If careers that don't require additional education don't appeal to you, it may be time to consider going back to school, either to study a concentration like nurse education or to earn a master's degree or a second bachelor's in another area.

What is a good second career for a nurse?

Becoming a social worker may be a good alternative career for a nurse because you still get to work closely with people who need help. The work is usually done during business hours, so your schedule may be more manageable than your nursing schedule.
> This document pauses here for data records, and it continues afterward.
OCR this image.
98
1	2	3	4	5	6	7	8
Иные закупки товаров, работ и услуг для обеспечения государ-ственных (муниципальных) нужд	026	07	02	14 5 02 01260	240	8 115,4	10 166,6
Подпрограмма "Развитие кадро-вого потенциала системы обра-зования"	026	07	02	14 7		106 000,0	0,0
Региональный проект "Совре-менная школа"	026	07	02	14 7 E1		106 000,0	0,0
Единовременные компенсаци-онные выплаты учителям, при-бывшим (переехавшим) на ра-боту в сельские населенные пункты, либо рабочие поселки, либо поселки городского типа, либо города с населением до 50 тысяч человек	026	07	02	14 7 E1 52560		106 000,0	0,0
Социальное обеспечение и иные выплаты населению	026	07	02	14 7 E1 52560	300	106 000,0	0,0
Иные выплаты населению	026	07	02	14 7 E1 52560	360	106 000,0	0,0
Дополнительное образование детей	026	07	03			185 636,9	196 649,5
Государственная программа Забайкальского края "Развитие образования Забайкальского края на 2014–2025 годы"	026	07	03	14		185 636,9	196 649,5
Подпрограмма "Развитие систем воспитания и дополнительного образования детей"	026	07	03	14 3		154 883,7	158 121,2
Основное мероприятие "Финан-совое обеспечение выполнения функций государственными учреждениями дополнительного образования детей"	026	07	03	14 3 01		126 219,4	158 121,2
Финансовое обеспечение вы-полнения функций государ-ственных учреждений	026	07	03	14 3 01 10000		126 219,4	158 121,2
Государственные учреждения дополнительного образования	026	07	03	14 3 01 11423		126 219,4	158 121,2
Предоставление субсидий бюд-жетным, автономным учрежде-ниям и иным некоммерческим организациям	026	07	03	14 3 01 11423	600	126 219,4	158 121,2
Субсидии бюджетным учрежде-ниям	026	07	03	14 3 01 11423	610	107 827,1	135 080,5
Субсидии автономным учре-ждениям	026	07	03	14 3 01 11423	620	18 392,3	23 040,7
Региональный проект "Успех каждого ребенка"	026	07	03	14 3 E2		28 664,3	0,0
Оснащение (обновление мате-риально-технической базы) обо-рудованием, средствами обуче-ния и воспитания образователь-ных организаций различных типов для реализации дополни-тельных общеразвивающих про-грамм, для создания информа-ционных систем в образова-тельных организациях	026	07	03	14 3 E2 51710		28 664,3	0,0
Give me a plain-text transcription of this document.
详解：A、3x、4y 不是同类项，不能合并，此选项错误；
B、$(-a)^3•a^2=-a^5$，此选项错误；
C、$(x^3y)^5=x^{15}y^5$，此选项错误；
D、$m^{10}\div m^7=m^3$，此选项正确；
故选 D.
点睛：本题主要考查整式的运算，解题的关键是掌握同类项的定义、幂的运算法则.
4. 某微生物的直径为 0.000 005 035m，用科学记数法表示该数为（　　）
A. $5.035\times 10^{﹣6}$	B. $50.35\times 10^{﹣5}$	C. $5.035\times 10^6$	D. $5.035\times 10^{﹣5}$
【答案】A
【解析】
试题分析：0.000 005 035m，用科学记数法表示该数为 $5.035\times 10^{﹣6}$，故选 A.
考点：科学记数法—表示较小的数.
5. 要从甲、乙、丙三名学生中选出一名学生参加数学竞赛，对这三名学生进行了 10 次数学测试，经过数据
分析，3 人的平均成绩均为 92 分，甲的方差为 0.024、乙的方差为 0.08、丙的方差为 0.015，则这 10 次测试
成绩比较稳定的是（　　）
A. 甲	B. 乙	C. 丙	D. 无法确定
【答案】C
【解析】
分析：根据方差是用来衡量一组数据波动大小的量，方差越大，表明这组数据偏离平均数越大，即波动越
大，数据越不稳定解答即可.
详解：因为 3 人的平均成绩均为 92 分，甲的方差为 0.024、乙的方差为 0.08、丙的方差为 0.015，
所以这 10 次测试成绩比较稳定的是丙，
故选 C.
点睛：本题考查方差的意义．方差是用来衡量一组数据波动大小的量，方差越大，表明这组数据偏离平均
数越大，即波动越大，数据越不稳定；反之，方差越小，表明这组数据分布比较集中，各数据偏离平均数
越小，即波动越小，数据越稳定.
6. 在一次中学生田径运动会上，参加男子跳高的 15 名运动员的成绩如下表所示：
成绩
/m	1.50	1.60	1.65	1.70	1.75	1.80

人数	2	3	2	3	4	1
Another good second career for a nurse is clinical manager. These professionals oversee scheduling in medical clinics and help keep things running smoothly. Because they typically work in smaller clinics that are only open during business hours, clinical managers may also have more manageable schedules than nurses.

What can you do with a nursing degree if you hate nursing?

If you don't want to be a nurse anymore and want to get out of the healthcare field altogether, consider a career in business management. With some extra training, you could become a leader at a company that values your organizational skills. If you want to climb the corporate ladder, you should consider going back to school to earn a degree in business administration, accounting, or finance.

Another career choice is director of case management. Your RN license makes you a good candidate for this career. Directors of case management oversee case managers who work with people with substance use disorders, the elderly, people with low incomes, and people with severe illnesses.